The major changes in uncertainty over time are due to increased uncertainty during outages, and in the gaps between significant events when relatively few reports are submitted.
4 –– The data for this challenge
can be analyzed either as a static collection or as a dynamic stream of data, as
it would occur in a real emergency. Describe how you analyzed the data - as a static
collection or a stream. How do you think this choice affected your analysis? Limit
your response to 200 words and 3 images.
In a real disaster-response scenario, planners would benefit from having access to the latest available information.
However, it is not sufficient to display only the most recent reports, for a number of reasons (e.g., if a power/network outage is preventing the transmission of reports from a region, the most recent available reports from that region may be old, and most reports are made after a significant change in conditions)
I therefore designed a tool that showed all of the available reports. For convenience, it ingests the provided CSV file as a static collection.

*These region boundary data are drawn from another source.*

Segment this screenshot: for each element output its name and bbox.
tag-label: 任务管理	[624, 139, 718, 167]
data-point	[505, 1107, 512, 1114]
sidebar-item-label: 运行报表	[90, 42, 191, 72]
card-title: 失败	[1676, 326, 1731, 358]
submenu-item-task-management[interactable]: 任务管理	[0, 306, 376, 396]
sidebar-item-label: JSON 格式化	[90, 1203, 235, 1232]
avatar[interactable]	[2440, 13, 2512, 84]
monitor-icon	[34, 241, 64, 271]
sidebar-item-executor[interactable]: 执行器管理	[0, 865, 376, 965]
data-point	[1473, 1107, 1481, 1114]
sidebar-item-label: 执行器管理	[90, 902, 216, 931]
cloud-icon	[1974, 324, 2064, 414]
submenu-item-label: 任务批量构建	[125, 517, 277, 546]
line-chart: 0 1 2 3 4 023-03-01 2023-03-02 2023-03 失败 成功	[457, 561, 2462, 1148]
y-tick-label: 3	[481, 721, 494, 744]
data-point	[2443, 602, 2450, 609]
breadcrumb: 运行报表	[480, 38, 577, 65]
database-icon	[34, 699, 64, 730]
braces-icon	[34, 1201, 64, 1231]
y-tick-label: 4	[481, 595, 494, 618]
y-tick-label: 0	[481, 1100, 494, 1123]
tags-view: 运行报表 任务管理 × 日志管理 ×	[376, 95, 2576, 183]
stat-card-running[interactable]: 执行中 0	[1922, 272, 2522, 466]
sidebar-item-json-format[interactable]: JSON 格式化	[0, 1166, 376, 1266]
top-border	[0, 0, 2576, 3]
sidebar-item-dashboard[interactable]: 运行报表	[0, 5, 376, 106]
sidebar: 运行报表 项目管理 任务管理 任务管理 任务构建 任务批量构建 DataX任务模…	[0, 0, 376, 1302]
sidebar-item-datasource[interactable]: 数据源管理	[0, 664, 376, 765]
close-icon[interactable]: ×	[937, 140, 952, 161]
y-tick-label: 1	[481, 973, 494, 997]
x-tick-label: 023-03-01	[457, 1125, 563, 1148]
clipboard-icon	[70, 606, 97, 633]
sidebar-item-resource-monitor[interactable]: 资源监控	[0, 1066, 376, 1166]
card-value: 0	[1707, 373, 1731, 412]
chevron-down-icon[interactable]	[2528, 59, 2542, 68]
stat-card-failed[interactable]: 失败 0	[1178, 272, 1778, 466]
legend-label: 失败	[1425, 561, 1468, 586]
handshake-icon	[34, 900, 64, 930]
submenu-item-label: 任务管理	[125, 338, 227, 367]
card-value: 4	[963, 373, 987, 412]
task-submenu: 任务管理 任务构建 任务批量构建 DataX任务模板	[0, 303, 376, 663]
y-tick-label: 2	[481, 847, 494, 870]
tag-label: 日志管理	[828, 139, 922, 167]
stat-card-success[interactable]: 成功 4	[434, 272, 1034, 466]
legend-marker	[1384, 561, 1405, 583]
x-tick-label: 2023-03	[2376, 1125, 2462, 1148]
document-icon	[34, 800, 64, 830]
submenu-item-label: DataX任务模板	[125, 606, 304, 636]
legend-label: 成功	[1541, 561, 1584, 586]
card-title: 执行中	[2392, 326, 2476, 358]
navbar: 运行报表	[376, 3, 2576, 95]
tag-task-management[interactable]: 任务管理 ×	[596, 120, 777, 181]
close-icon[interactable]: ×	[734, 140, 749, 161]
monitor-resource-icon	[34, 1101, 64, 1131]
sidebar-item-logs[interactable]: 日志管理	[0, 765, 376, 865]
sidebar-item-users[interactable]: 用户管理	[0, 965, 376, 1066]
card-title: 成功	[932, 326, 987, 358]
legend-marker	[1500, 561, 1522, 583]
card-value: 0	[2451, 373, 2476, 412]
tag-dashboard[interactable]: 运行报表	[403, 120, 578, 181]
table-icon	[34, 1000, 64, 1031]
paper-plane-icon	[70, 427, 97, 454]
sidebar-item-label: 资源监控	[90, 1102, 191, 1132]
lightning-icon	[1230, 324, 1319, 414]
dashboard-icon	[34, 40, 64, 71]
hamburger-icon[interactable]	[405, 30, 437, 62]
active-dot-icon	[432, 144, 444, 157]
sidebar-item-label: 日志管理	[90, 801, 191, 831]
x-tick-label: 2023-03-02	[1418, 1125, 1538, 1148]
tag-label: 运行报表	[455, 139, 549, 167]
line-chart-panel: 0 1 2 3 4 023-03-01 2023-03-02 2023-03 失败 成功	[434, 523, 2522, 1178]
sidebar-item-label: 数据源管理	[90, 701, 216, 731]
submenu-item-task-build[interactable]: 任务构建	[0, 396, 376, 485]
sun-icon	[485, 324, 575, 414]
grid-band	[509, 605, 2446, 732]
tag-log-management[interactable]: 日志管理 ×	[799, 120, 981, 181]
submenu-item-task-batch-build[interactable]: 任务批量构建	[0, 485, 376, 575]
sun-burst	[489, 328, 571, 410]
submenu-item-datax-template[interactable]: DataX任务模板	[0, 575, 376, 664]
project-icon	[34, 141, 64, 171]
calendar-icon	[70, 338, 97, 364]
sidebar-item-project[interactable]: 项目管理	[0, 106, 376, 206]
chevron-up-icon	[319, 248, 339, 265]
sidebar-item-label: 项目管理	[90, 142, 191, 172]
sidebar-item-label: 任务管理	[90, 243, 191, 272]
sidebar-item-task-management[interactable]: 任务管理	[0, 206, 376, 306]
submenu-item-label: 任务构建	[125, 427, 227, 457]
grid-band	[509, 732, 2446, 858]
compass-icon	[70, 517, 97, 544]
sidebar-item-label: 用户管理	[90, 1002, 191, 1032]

Adapting this to act in a streaming mode would not requiring any changes to the visual representations used: the view showing temporal trends could always display the last ~3 days of reports, and the maps and matrix views could always show the most recent reports (unless the analyst has selected a particular time)
However, the data description document states that data is only available every 5 minutes, due to batching resulting from the 'the server configuration'. As pre-processing of the data takes under 5 minutes, there seems to be no real disadvantage to simply reloading the tool each time a new batch of reports is released.